AI technologies have been increasingly grown, and some studies have used large language models (LLMs) response to psychological scales. However, the psychometric validity of such responses has rarely been tested. As far as known, LLM outputs may contain distortions and the use of LLMs in psychometrics in Likert-type scales remains underexplored. Therefore, more direct analyses, such as comparisons with the consistency of human responses or confirmatory factor analyses, are required.
To deal with this issue, this study examined how LLMs with assigned personas respond to Likert-type scales. This study generated 300 responses using GPT-4o-mini for each of 15 conditions defined by three dimensions: type of information (Big Five, time perspective [TP], both), granularity (two-level, five-level, factor scores), and format (numeric, textual, with factor scores provided numerically only). The model was instructed to complete the Big Five and TP scales, both in a 5-point Likert format.
The results showed that persona information, granularity, and presentation format produced minimal differences. However, when factor scores were provided, both scales yielded inconsistent responses, with reliability coefficients dropping sharply (Big Five: α = .33-.41; TP: α = .19-.27).
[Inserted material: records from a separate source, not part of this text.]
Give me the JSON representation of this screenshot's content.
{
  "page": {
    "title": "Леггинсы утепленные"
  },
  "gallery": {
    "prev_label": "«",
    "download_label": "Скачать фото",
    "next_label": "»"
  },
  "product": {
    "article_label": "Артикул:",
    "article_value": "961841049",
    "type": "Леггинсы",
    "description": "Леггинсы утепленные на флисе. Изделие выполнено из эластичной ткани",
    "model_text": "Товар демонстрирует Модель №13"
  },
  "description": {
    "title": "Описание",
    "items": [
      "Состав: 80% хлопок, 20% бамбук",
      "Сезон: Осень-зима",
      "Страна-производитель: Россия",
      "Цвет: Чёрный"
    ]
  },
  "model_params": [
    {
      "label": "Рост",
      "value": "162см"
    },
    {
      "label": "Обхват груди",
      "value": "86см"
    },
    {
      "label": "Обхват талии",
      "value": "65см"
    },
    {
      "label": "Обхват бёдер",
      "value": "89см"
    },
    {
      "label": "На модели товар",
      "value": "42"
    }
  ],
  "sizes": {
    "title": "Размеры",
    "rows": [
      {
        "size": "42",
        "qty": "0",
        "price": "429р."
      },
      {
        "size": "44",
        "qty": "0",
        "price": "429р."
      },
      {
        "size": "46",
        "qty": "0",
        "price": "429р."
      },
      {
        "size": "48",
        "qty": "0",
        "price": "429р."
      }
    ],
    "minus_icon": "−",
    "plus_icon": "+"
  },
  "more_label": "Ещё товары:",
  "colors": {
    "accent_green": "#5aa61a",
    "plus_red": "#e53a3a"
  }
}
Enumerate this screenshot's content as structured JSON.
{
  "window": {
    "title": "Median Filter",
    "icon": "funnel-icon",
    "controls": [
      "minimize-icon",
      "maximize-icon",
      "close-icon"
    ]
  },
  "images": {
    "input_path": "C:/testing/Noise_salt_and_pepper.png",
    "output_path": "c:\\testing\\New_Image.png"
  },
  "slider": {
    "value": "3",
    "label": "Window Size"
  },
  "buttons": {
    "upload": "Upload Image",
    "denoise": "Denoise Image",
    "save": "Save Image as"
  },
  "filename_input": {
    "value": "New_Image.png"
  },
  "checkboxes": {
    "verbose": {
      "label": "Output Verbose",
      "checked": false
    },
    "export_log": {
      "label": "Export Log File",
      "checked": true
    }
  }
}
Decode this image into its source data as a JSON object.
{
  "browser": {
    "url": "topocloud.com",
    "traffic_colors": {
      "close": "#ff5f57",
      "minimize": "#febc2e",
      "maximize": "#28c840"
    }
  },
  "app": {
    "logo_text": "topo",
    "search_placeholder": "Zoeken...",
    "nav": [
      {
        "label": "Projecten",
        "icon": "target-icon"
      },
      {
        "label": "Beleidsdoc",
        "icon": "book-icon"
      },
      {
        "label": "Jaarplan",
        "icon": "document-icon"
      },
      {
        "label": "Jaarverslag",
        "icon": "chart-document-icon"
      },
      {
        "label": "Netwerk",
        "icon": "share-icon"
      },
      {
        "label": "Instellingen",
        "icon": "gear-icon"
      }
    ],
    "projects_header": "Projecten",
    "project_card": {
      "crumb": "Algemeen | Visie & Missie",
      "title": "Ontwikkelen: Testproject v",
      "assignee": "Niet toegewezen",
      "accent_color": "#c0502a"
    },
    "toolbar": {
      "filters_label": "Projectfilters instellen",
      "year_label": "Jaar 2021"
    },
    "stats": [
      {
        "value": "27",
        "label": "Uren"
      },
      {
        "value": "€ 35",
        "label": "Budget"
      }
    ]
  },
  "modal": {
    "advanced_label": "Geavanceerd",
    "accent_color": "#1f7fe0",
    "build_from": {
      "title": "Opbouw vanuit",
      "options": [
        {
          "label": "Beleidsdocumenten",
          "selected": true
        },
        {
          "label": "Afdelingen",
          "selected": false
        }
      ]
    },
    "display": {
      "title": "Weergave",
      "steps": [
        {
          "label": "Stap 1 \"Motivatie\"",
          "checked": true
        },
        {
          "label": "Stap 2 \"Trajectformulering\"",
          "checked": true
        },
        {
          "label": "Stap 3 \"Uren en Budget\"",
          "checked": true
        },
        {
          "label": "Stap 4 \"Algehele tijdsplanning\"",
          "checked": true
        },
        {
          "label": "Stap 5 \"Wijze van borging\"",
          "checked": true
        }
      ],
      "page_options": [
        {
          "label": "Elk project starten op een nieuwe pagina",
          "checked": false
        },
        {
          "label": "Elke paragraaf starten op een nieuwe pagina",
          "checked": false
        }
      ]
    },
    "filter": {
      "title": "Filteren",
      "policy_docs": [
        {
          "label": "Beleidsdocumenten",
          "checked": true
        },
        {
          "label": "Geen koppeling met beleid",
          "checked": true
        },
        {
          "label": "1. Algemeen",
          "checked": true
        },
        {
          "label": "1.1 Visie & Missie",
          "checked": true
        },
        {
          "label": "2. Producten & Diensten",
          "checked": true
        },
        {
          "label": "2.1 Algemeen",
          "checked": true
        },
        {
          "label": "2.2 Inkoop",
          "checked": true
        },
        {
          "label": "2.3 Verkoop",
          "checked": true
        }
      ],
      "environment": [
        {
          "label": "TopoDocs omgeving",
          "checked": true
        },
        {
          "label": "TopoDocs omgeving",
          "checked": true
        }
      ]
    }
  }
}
In other conditions, the Big Five scale showed moderately acceptable internal consistency (α = .70-.83), whereas the TP scale remained unstable (α = -.04-.31). Validity analyses revealed more serious issues. Confirmatory factor analyses consistently indicated poor model fitting, with indices such as CFI (.30-.85) ranging from marginal to very poor.
In conclusion, Likert-type responses generated by LLMs cannot substitute for human responses in psychometric validation. Even when internal consistency appears adequate, validity is fundamentally lacking. While this study focused on the Likert scaling, future work should examine whether alternative scaling methods yield different outcomes. Until the mechanisms underlying LLM "personality" are better understood, their psychometric use should be approached with caution.